La proposition de «casser» l’euro reste taboue dans le débat politique français. Comment expliquez-vous une telle chape de plomb?

L’échec de l’euro contredit toutes les promesses formulées dans les années 1990 par la gauche comme la droite au pouvoir. Ouvrir le débat revient à reconnaître leurs erreurs d’analyse. De façon plus prosaïque, certains trouvent un intérêt économique à maintenir l’euro en état, les banquiers notamment qui ont intérêt à préserver la rente et à vivre dans un univers déflationniste, quitte à pénaliser l’économie réelle. Sans tomber dans la théorie du complot, il y a une intimidation sur ce sujet, fondée sur une fausse équation: «sortir de l’euro = fin de l’Europe». Nous pensons exatcement l’inverse, l’Europe court à sa perte sous l’égide d’une monnaie vecteur de récession et de déflation.

Vous-même, vous n’avez pas voté «Non» au traité de Maastricht. Qu’est-ce qui vous a fait évoluer sur cette question?

J’ai voté oui et même soutenu ardemment le Traité de Maastricht à l’âge de 20 ans. Comme tous les auteurs, nous avons vu à la faveur de la crise le vice de conception de l’euro produire ses effets délétères. La souveraineté monétaire doit correspondre à la souverainté politique. Les deux doivent fonctionner à la même échelle. Or ce n’est pas le cas, l’euro est post-national, les budgets et les droits sociaux sont nationaux. Alors, bien sûr, il y a la solution fédéraliste qui dans son principe alignerait la monnaie, le budget et le social et donc résoudrait ce vice de conception. Mais c’est le fruit d’un travail long, très long. «On ne fait pas d’omelette avec des oeufs durs» disait de Gaulle.
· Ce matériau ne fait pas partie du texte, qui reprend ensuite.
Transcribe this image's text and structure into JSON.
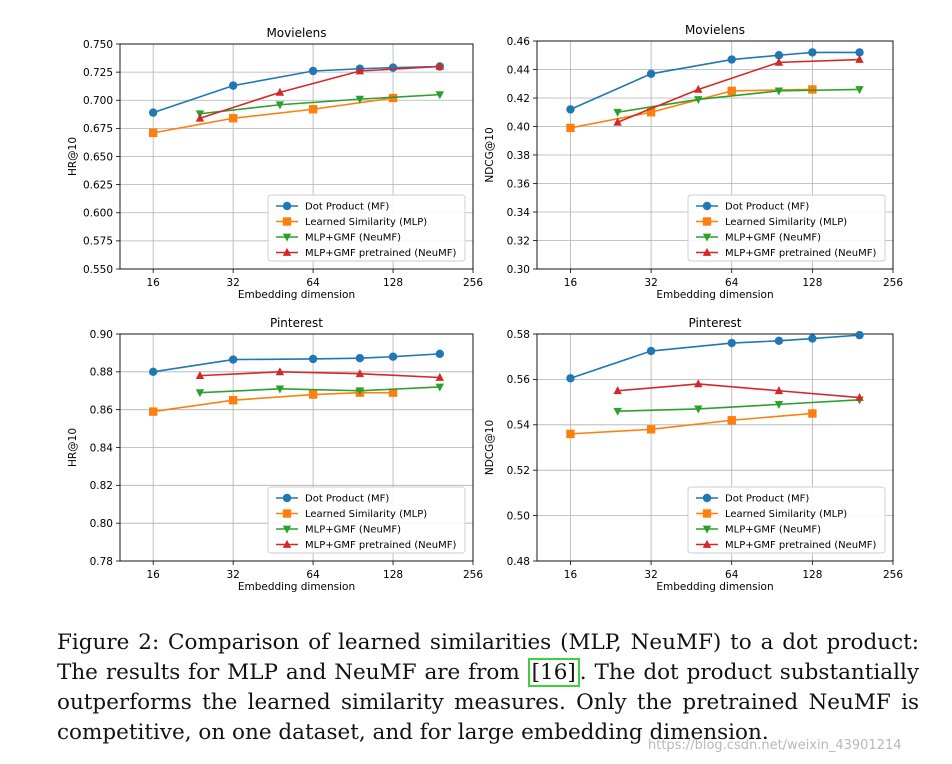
{
  "chart_data": [
    {
      "type": "line",
      "title": "Movielens",
      "xlabel": "Embedding dimension",
      "ylabel": "HR@10",
      "xscale": "log2",
      "xlim": [
        12,
        256
      ],
      "xticks": [
        16,
        32,
        64,
        128,
        256
      ],
      "ylim": [
        0.55,
        0.75
      ],
      "yticks": [
        "0.550",
        "0.575",
        "0.600",
        "0.625",
        "0.650",
        "0.675",
        "0.700",
        "0.725",
        "0.750"
      ],
      "grid": true,
      "legend": "lower-right",
      "series": [
        {
          "name": "Dot Product (MF)",
          "color": "#1f77b4",
          "marker": "circle",
          "x": [
            16,
            32,
            64,
            96,
            128,
            192
          ],
          "y": [
            0.689,
            0.713,
            0.726,
            0.728,
            0.729,
            0.73
          ]
        },
        {
          "name": "Learned Similarity (MLP)",
          "color": "#ff7f0e",
          "marker": "square",
          "x": [
            16,
            32,
            64,
            128
          ],
          "y": [
            0.671,
            0.684,
            0.692,
            0.702
          ]
        },
        {
          "name": "MLP+GMF (NeuMF)",
          "color": "#2ca02c",
          "marker": "triangle-down",
          "x": [
            24,
            48,
            96,
            192
          ],
          "y": [
            0.688,
            0.696,
            0.701,
            0.705
          ]
        },
        {
          "name": "MLP+GMF pretrained (NeuMF)",
          "color": "#d62728",
          "marker": "triangle-up",
          "x": [
            24,
            48,
            96,
            192
          ],
          "y": [
            0.684,
            0.707,
            0.726,
            0.73
          ]
        }
      ]
    },
    {
      "type": "line",
      "title": "Movielens",
      "xlabel": "Embedding dimension",
      "ylabel": "NDCG@10",
      "xscale": "log2",
      "xlim": [
        12,
        256
      ],
      "xticks": [
        16,
        32,
        64,
        128,
        256
      ],
      "ylim": [
        0.3,
        0.46
      ],
      "yticks": [
        "0.30",
        "0.32",
        "0.34",
        "0.36",
        "0.38",
        "0.40",
        "0.42",
        "0.44",
        "0.46"
      ],
      "grid": true,
      "legend": "lower-right",
      "series": [
        {
          "name": "Dot Product (MF)",
          "color": "#1f77b4",
          "marker": "circle",
          "x": [
            16,
            32,
            64,
            96,
            128,
            192
          ],
          "y": [
            0.412,
            0.437,
            0.447,
            0.45,
            0.452,
            0.452
          ]
        },
        {
          "name": "Learned Similarity (MLP)",
          "color": "#ff7f0e",
          "marker": "square",
          "x": [
            16,
            32,
            64,
            128
          ],
          "y": [
            0.399,
            0.41,
            0.425,
            0.426
          ]
        },
        {
          "name": "MLP+GMF (NeuMF)",
          "color": "#2ca02c",
          "marker": "triangle-down",
          "x": [
            24,
            48,
            96,
            192
          ],
          "y": [
            0.41,
            0.419,
            0.425,
            0.426
          ]
        },
        {
          "name": "MLP+GMF pretrained (NeuMF)",
          "color": "#d62728",
          "marker": "triangle-up",
          "x": [
            24,
            48,
            96,
            192
          ],
          "y": [
            0.403,
            0.426,
            0.445,
            0.447
          ]
        }
      ]
    },
    {
      "type": "line",
      "title": "Pinterest",
      "xlabel": "Embedding dimension",
      "ylabel": "HR@10",
      "xscale": "log2",
      "xlim": [
        12,
        256
      ],
      "xticks": [
        16,
        32,
        64,
        128,
        256
      ],
      "ylim": [
        0.78,
        0.9
      ],
      "yticks": [
        "0.78",
        "0.80",
        "0.82",
        "0.84",
        "0.86",
        "0.88",
        "0.90"
      ],
      "grid": true,
      "legend": "lower-right",
      "series": [
        {
          "name": "Dot Product (MF)",
          "color": "#1f77b4",
          "marker": "circle",
          "x": [
            16,
            32,
            64,
            96,
            128,
            192
          ],
          "y": [
            0.88,
            0.8865,
            0.8868,
            0.8872,
            0.888,
            0.8895
          ]
        },
        {
          "name": "Learned Similarity (MLP)",
          "color": "#ff7f0e",
          "marker": "square",
          "x": [
            16,
            32,
            64,
            96,
            128
          ],
          "y": [
            0.859,
            0.865,
            0.868,
            0.869,
            0.869
          ]
        },
        {
          "name": "MLP+GMF (NeuMF)",
          "color": "#2ca02c",
          "marker": "triangle-down",
          "x": [
            24,
            48,
            96,
            192
          ],
          "y": [
            0.869,
            0.871,
            0.87,
            0.872
          ]
        },
        {
          "name": "MLP+GMF pretrained (NeuMF)",
          "color": "#d62728",
          "marker": "triangle-up",
          "x": [
            24,
            48,
            96,
            192
          ],
          "y": [
            0.878,
            0.88,
            0.879,
            0.877
          ]
        }
      ]
    },
    {
      "type": "line",
      "title": "Pinterest",
      "xlabel": "Embedding dimension",
      "ylabel": "NDCG@10",
      "xscale": "log2",
      "xlim": [
        12,
        256
      ],
      "xticks": [
        16,
        32,
        64,
        128,
        256
      ],
      "ylim": [
        0.48,
        0.58
      ],
      "yticks": [
        "0.48",
        "0.50",
        "0.52",
        "0.54",
        "0.56",
        "0.58"
      ],
      "grid": true,
      "legend": "lower-right",
      "series": [
        {
          "name": "Dot Product (MF)",
          "color": "#1f77b4",
          "marker": "circle",
          "x": [
            16,
            32,
            64,
            96,
            128,
            192
          ],
          "y": [
            0.5605,
            0.5725,
            0.576,
            0.577,
            0.578,
            0.5795
          ]
        },
        {
          "name": "Learned Similarity (MLP)",
          "color": "#ff7f0e",
          "marker": "square",
          "x": [
            16,
            32,
            64,
            128
          ],
          "y": [
            0.536,
            0.538,
            0.542,
            0.545
          ]
        },
        {
          "name": "MLP+GMF (NeuMF)",
          "color": "#2ca02c",
          "marker": "triangle-down",
          "x": [
            24,
            48,
            96,
            192
          ],
          "y": [
            0.546,
            0.547,
            0.549,
            0.551
          ]
        },
        {
          "name": "MLP+GMF pretrained (NeuMF)",
          "color": "#d62728",
          "marker": "triangle-up",
          "x": [
            24,
            48,
            96,
            192
          ],
          "y": [
            0.555,
            0.558,
            0.555,
            0.552
          ]
        }
      ]
    }
  ],
  "caption": {
    "prefix": "Figure 2: Comparison of learned similarities (MLP, NeuMF) to a dot product: The results for MLP and NeuMF are from ",
    "ref": "[16]",
    "suffix": ". The dot product substantially outperforms the learned similarity measures. Only the pretrained NeuMF is competitive, on one dataset, and for large embedding dimension."
  },
  "watermark": "https://blog.csdn.net/weixin_43901214"
}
L’intégration européenne avance à pas de fourmi alors que la crise s’étend rapidement. Il faut donc agir vite, et convaincre nos partenaires européens de sortir de l’euro de la façon la plus coordonnée possible.

Comment se déroulerait concrètement une sortie de l’Euro? Que répondez-vous à ceux qui prédisent le chaos?

Ceux qui prédisent le chaos sont surtout ceux qui veulent que rien ne change, soit parce qu’ils auraient trop à y perdre, soit parce qu’il faudrait expliquer pourquoi ils se sont trompés, soit tout simplement par conformisme ou par idéologie.

La fin de l’euro, qui n’existe que depuis à peine plus de dix ans, soit presque rien au regard de l’Histoire, ne serait pas l’apocalypse. Il y aurait certes un peu de tangage sur les marchés, mais qui pourrait être compensé le temps de la grande conversion, par un rétablissement du contrôle des capitaux, et à moyen terme, par l’augmentation de la part de la dette financée par l’épargne nationale.

Par ailleurs, les marchés sont pragmatiques et non idéologiques contrairement à nombre d’experts et de commentateurs: si l’économie française redémarre, grâce au gain de compétitivité instantané permis par la dévaluation, ils reviendront financer l’économie française.